Pre-treatment of tea leaves. Whether tea is pre-crushed has a significant impact on the determination of lead, and crushing helps to improve the efficiency of the determination, while the effect on the determination of copper content is little and can be ignored. (2) The control of clean water solution shows that water as an extraction agent has no obvious effect, and should not be used as an extraction reagent for determining the content of metal elements in tea, and also proves that drinking tea with water, the heavy metal elements in tea can rarely be dissolved in water, and the heavy metal content ingested by people is also minimal, which will not seriously affect health.
(3) Two-factor experiments show that since the extraction efficiency of copper and lead is positively correlated with the concentration of hydrochloric acid, and the time has little effect on the extraction of lead, copper and lead in tea can be extracted at the same time, reducing the number of experiments and greatly improving the experimental efficiency. (4) The orthogonal experimental results show that the influence of three factors on the extraction rate is as follows: concentration> temperature> time, that is, hydrochloric acid concentration and temperature are the main influencing factors.

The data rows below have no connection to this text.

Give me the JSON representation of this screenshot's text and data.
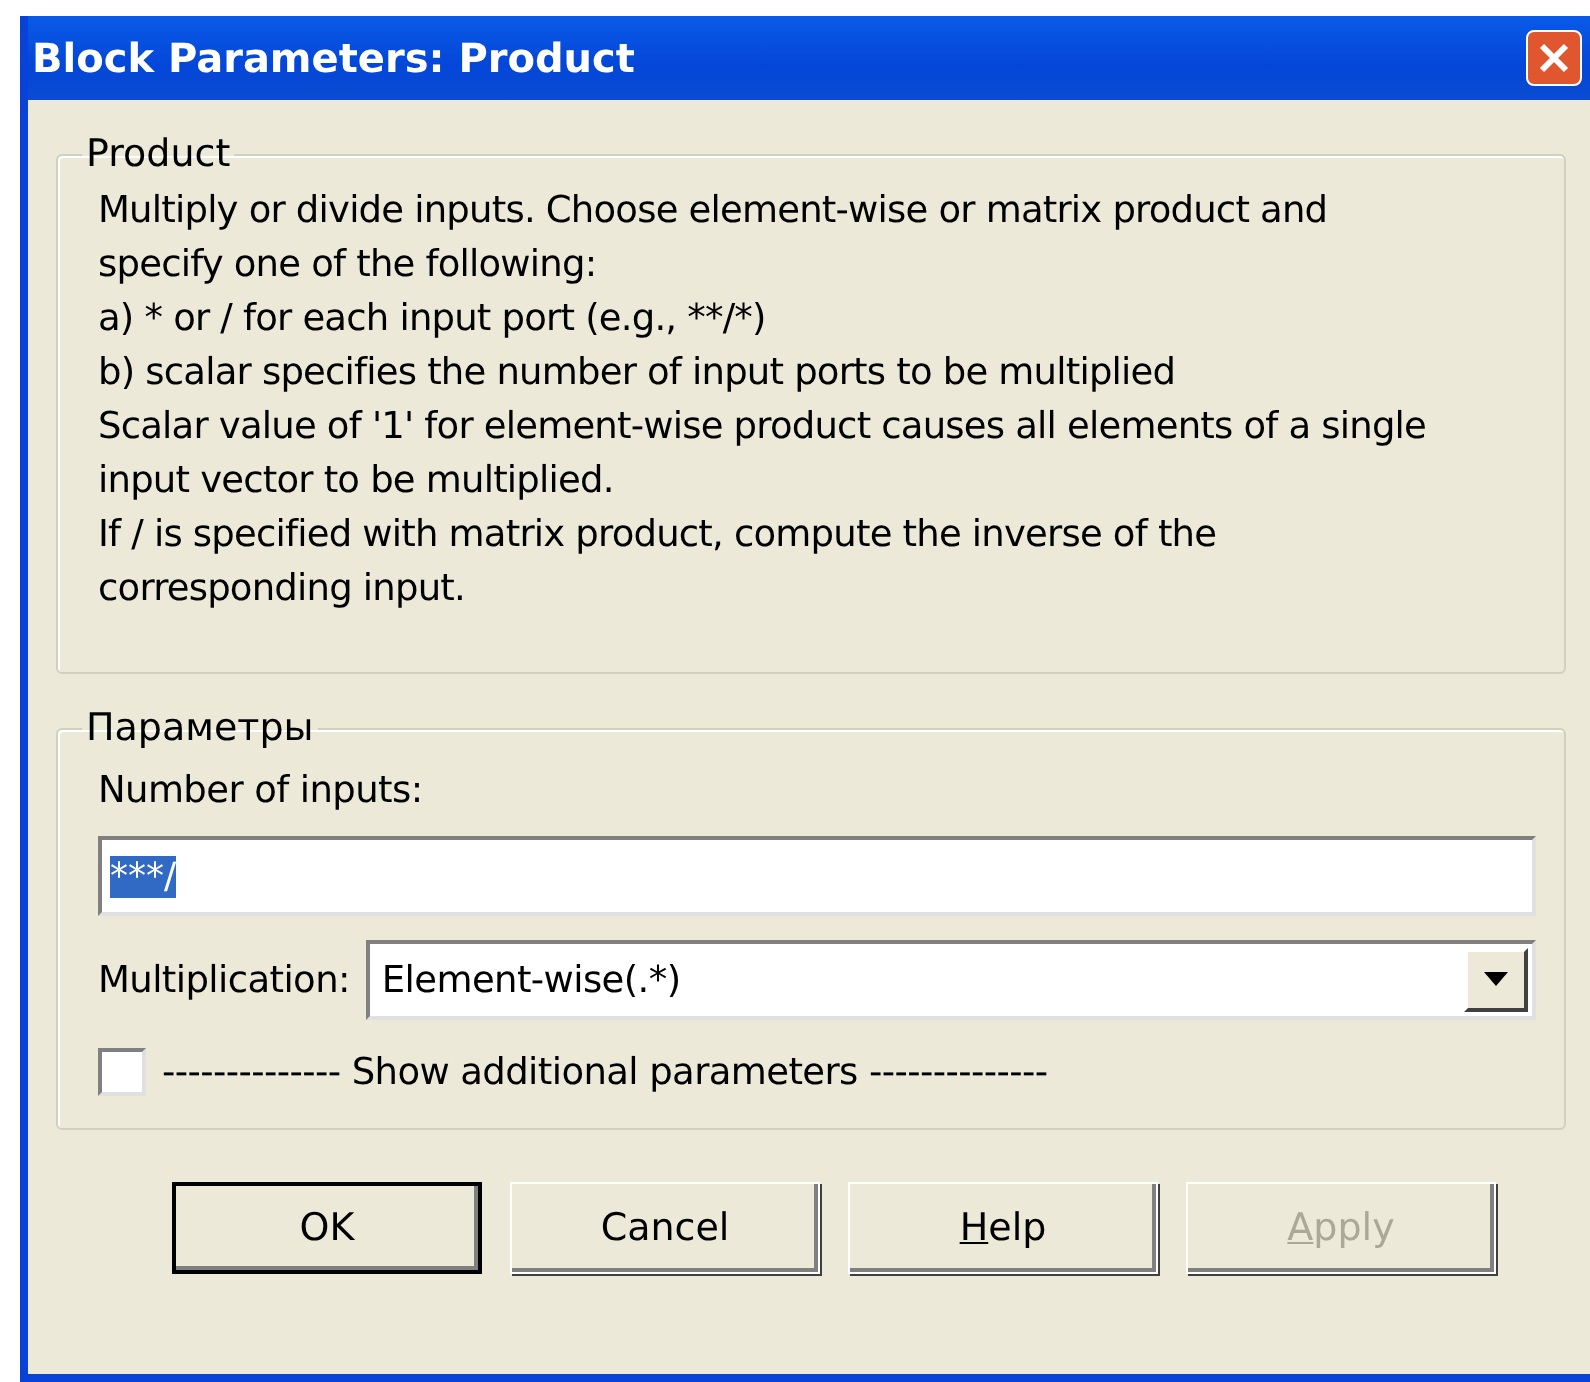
{
  "window": {
    "title": "Block Parameters: Product"
  },
  "description": {
    "legend": "Product",
    "lines": [
      "Multiply or divide inputs.  Choose element-wise or matrix product and",
      "specify one of the following:",
      "a) * or / for each input port (e.g., **/*)",
      "b) scalar specifies the number of input ports to be multiplied",
      "Scalar value of '1' for element-wise product causes all elements of a single",
      "input vector to be multiplied.",
      "If / is specified with matrix product, compute the inverse of the",
      "corresponding input."
    ]
  },
  "parameters": {
    "legend": "Параметры",
    "inputs_label": "Number of inputs:",
    "inputs_value": "***/",
    "inputs_text_selected": true,
    "multiplication_label": "Multiplication:",
    "multiplication_value": "Element-wise(.*)",
    "show_additional": {
      "label": "-------------- Show additional parameters --------------",
      "checked": false
    }
  },
  "buttons": [
    {
      "label": "OK",
      "default": true,
      "disabled": false
    },
    {
      "label": "Cancel",
      "default": false,
      "disabled": false
    },
    {
      "access_key": "H",
      "label": "elp",
      "default": false,
      "disabled": false
    },
    {
      "access_key": "A",
      "label": "pply",
      "default": false,
      "disabled": true
    }
  ]
}
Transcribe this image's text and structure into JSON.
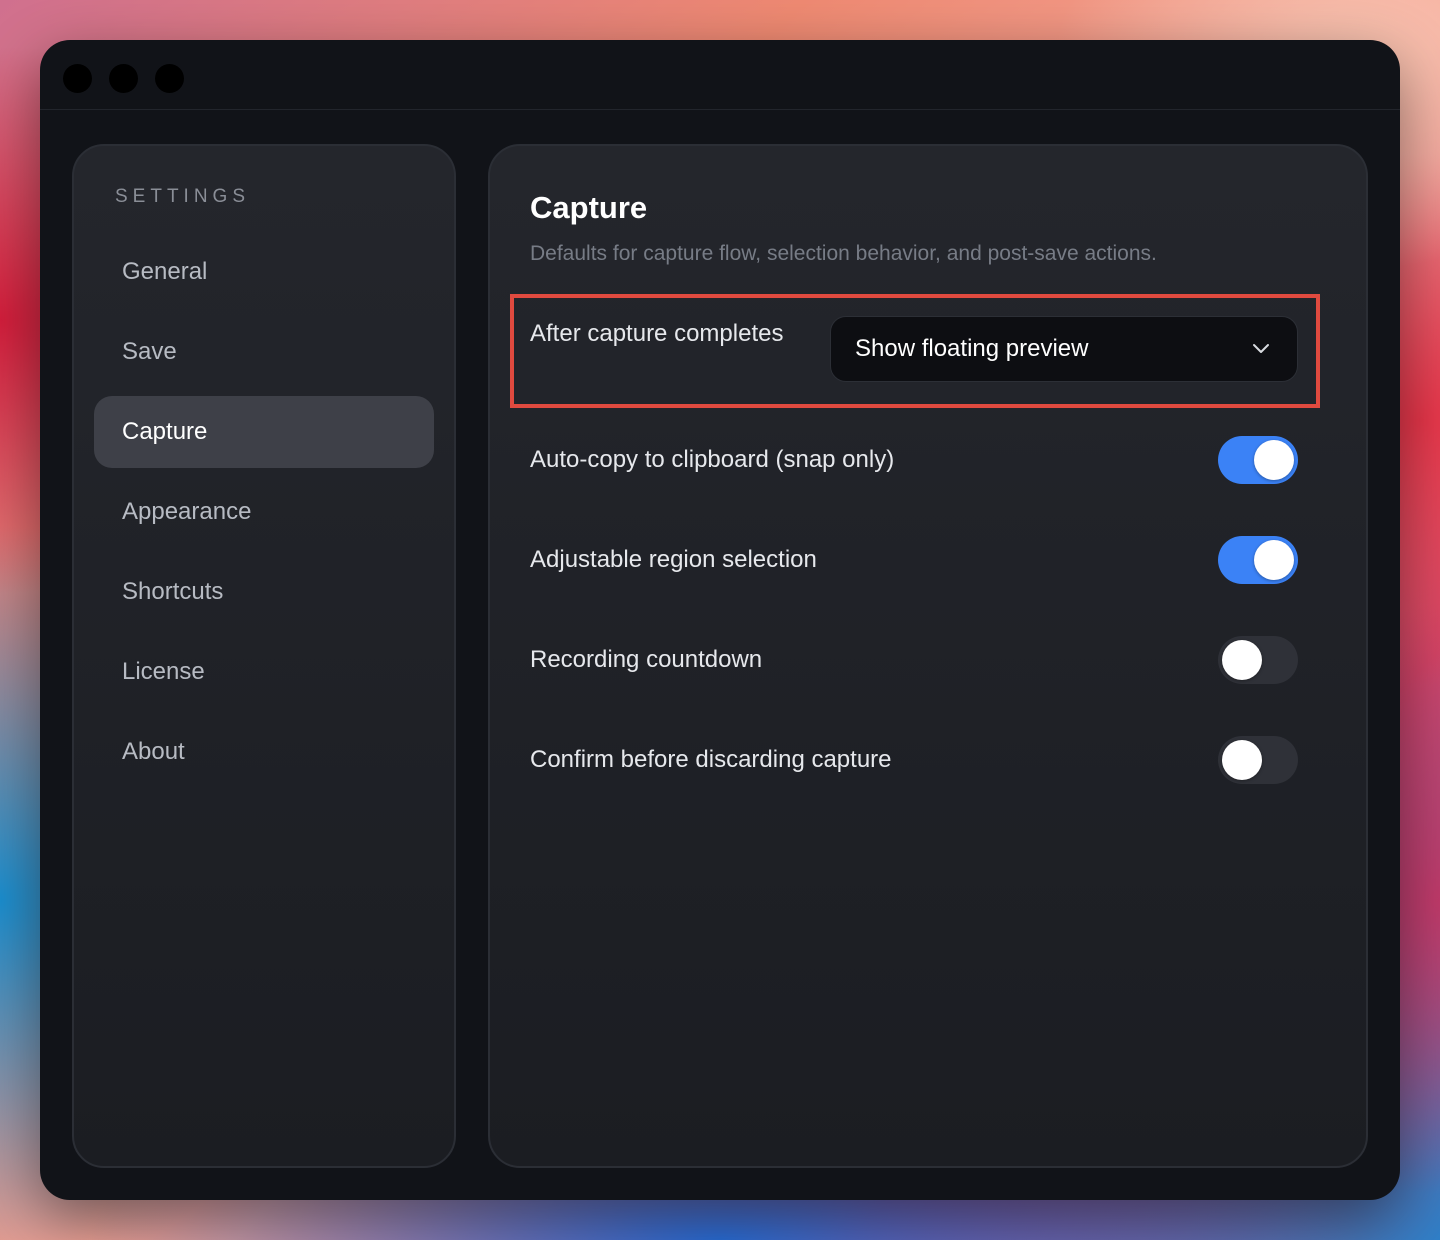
{
  "sidebar": {
    "heading": "SETTINGS",
    "items": [
      {
        "label": "General",
        "active": false
      },
      {
        "label": "Save",
        "active": false
      },
      {
        "label": "Capture",
        "active": true
      },
      {
        "label": "Appearance",
        "active": false
      },
      {
        "label": "Shortcuts",
        "active": false
      },
      {
        "label": "License",
        "active": false
      },
      {
        "label": "About",
        "active": false
      }
    ]
  },
  "main": {
    "title": "Capture",
    "subtitle": "Defaults for capture flow, selection behavior, and post-save actions.",
    "after_capture": {
      "label": "After capture completes",
      "selected": "Show floating preview",
      "highlight_color": "#e04a3f"
    },
    "toggles": [
      {
        "label": "Auto-copy to clipboard (snap only)",
        "on": true
      },
      {
        "label": "Adjustable region selection",
        "on": true
      },
      {
        "label": "Recording countdown",
        "on": false
      },
      {
        "label": "Confirm before discarding capture",
        "on": false
      }
    ]
  },
  "colors": {
    "accent": "#3b82f6",
    "window_bg": "#111318",
    "panel_bg": "#202228"
  }
}
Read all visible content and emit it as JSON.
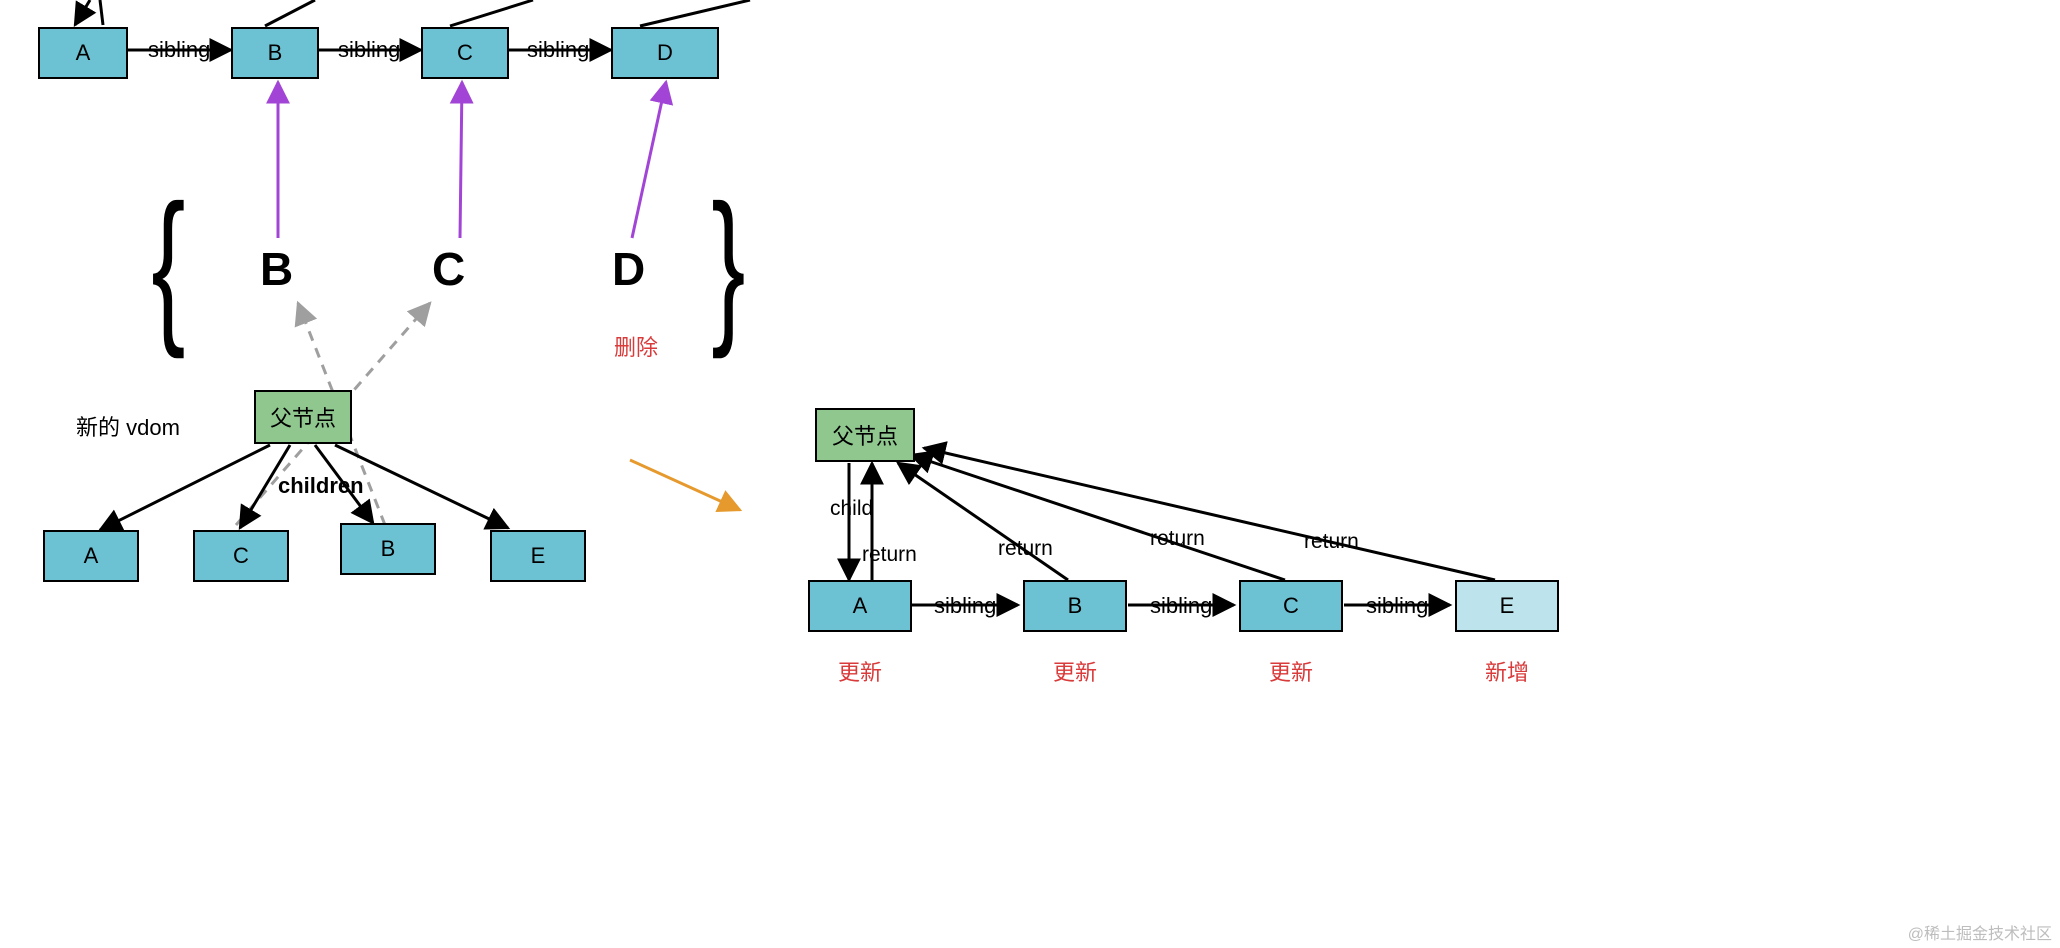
{
  "topRow": {
    "nodes": [
      "A",
      "B",
      "C",
      "D"
    ],
    "edgeLabel": "sibling"
  },
  "mapSet": {
    "items": [
      "B",
      "C",
      "D"
    ],
    "deleteLabel": "删除"
  },
  "newVdom": {
    "caption": "新的 vdom",
    "parentLabel": "父节点",
    "childrenLabel": "children",
    "children": [
      "A",
      "C",
      "B",
      "E"
    ]
  },
  "result": {
    "parentLabel": "父节点",
    "childLabel": "child",
    "returnLabel": "return",
    "siblingLabel": "sibling",
    "leaves": [
      {
        "name": "A",
        "tag": "更新",
        "light": false
      },
      {
        "name": "B",
        "tag": "更新",
        "light": false
      },
      {
        "name": "C",
        "tag": "更新",
        "light": false
      },
      {
        "name": "E",
        "tag": "新增",
        "light": true
      }
    ]
  },
  "watermark": "@稀土掘金技术社区"
}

Using 2mol/L hydrochloric acid and extracting it at 70 °C for one hour, it is the best condition for extracting copper elements from tea.
(5) The comparison of acid extraction technology and ashing method shows that acid extraction is carried out for sample pretreatment, and the extraction rate of copper and lead reaches 90%, of which the extraction rate of copper is higher than 96%. The results show that the method is simple, convenient and has ideal effect. In order to obtain more precise measurement results, it can be achieved by increasing the ratio of extractant to liquid and combining it with secondary extraction.